Statistics show that the number of self-harm incidents reported among inpatients in 2017 came in at 28,585, marking a sharp rise from 2013 when 15,489 incidents were recorded.

At the same time, the number of individual mental health patients committing acts of self-harm rose from 4,432 to 6,326, which suggests that more needs to be done to prevent this figure from increasing further, and to ensure current inpatients are getting the best level of support available.

Data shows that the Sussex Partnership NHS Foundation Trust has seen the biggest increase in self-harm over the past five years, with the number of inpatients self-harming rising from 253 to 706 during this period and recorded incidents nearly tripling from 615 to 1,866.
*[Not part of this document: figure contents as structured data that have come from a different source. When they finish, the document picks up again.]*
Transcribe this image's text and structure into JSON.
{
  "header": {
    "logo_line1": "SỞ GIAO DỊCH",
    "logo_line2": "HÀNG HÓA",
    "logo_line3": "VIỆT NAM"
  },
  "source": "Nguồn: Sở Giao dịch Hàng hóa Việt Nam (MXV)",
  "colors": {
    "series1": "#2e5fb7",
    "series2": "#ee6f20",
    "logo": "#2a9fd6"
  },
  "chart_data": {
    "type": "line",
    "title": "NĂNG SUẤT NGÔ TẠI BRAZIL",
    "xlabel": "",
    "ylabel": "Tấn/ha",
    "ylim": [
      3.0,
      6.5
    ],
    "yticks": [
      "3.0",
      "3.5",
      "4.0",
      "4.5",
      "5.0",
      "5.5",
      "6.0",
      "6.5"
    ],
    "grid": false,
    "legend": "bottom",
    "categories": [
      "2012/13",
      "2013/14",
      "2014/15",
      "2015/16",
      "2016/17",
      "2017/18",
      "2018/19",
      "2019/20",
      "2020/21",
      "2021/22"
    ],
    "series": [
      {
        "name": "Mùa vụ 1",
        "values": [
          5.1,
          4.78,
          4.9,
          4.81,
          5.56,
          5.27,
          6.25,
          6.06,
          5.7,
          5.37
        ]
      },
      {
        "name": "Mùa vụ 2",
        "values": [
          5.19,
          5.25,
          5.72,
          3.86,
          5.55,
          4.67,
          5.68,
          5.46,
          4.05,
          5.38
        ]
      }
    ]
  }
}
Self-harm is also on the rise among the general population, with the latest edition of NHS Digital's Adult Psychiatric Morbidity Survey from 2014 finding that 6.4 per cent of 16 to 74-year-olds admit to harming themselves in the past. Just seven years earlier, this figure was 3.8 per cent, demonstrating that self-harm rates are rapidly growing.

Speaking to the Guardian, MP Luciana Berger, president of the Labour Campaign for Mental Health, commented: "Too many patients do not have access to the crucial contact and therapeutic support that they need to ensure their wellbeing, even when in inpatient care.

"This rise in self-harm is unacceptable and more must urgently be done to provide patients with adequate levels of care."